Anders Nysteen, a quantitative analyst at Saxo Bank says it is important in this environment to have a portfolio not just with “soft” assets, but to be prepared for sudden market changes with a more diversified portfolio including some of the “hard” assets such as commodities, real estate, and emerging market exposure.
Nysteen says: “With the current slightly negative credit impulse and highly indebted financial system, minor events could trigger increased uncertainty in the market, leading to a further expansion of the corporate spreads. A potential trade war between the US and China could increase the risk premium in credit markets. This would trigger a slowdown in the economy as companies would face higher financing costs.
“Saxo Bank’s forecast is that credit spreads will widen and the yearly change in gold prices will stay positive. However, the consensus is looking for credit spreads to remain low and not expanding much while inflation will pick up.”

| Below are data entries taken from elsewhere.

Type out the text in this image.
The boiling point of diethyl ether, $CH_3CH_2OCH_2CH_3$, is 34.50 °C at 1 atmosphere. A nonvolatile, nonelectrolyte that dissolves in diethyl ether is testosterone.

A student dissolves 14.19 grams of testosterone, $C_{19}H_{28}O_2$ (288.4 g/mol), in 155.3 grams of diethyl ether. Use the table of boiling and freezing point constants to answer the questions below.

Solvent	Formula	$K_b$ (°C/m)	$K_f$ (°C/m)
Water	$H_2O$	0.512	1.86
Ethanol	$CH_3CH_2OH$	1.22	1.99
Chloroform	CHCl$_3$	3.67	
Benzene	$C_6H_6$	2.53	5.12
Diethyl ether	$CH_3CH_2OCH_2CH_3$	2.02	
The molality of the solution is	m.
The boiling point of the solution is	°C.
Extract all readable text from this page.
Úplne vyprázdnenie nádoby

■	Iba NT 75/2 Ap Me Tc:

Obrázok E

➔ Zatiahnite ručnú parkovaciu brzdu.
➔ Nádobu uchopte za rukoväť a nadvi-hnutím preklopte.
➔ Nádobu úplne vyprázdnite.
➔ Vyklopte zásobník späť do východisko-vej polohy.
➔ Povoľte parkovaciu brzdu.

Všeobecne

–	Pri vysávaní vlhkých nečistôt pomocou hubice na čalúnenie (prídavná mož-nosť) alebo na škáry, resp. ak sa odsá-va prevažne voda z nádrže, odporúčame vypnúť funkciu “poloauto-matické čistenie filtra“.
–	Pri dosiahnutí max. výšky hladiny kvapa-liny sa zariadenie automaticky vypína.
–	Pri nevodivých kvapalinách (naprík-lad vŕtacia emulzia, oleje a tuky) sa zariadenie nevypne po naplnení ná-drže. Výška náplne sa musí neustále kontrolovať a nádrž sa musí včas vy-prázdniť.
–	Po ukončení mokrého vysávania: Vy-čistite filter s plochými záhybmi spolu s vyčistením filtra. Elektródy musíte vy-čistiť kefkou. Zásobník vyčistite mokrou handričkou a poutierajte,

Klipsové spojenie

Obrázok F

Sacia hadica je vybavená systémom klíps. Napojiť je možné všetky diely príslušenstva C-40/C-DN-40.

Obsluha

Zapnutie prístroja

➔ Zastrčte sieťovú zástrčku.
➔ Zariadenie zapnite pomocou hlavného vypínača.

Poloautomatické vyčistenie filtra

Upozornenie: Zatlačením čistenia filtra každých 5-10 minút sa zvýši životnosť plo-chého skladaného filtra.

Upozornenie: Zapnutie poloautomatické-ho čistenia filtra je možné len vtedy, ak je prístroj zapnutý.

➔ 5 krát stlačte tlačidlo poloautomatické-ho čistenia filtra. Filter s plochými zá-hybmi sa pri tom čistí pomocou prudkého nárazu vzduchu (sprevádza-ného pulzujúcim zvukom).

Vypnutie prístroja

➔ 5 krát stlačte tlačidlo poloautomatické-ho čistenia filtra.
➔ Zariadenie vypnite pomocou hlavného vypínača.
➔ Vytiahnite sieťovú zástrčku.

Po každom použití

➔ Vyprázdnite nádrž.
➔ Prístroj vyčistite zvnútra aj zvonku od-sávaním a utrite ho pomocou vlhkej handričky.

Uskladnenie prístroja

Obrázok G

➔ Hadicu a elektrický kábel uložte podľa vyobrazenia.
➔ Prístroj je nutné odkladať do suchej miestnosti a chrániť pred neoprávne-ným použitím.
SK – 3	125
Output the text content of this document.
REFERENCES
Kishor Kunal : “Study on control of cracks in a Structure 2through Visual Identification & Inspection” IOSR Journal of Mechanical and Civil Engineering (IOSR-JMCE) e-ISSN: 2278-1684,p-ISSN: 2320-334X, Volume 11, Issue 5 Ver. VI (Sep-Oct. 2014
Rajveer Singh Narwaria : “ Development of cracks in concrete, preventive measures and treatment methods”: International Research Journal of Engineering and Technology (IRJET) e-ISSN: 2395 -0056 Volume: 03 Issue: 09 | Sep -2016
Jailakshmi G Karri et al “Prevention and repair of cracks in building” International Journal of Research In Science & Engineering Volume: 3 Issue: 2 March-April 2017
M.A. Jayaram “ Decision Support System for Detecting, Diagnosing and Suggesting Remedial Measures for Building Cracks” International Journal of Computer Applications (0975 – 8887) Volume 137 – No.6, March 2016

Critical success factors for HNW asset allocation
- Push for rebalancing strategies: Wealth managers need to prepare clients’ portfolios for a rise in volatility to avoid increased churns rates, given that return on investment (ROI) constitutes one of the top means of client retention
- Place greater emphasis on client engagement: With uncertainty on the rise, providers must place greater emphasis on education to ensure clients understand the effects external forces have on portfolio performance.
- Adapt to local market conditions: Wealth managers with global reach should lead with localized strategies to align their service propositions to diverse regional investment preferences.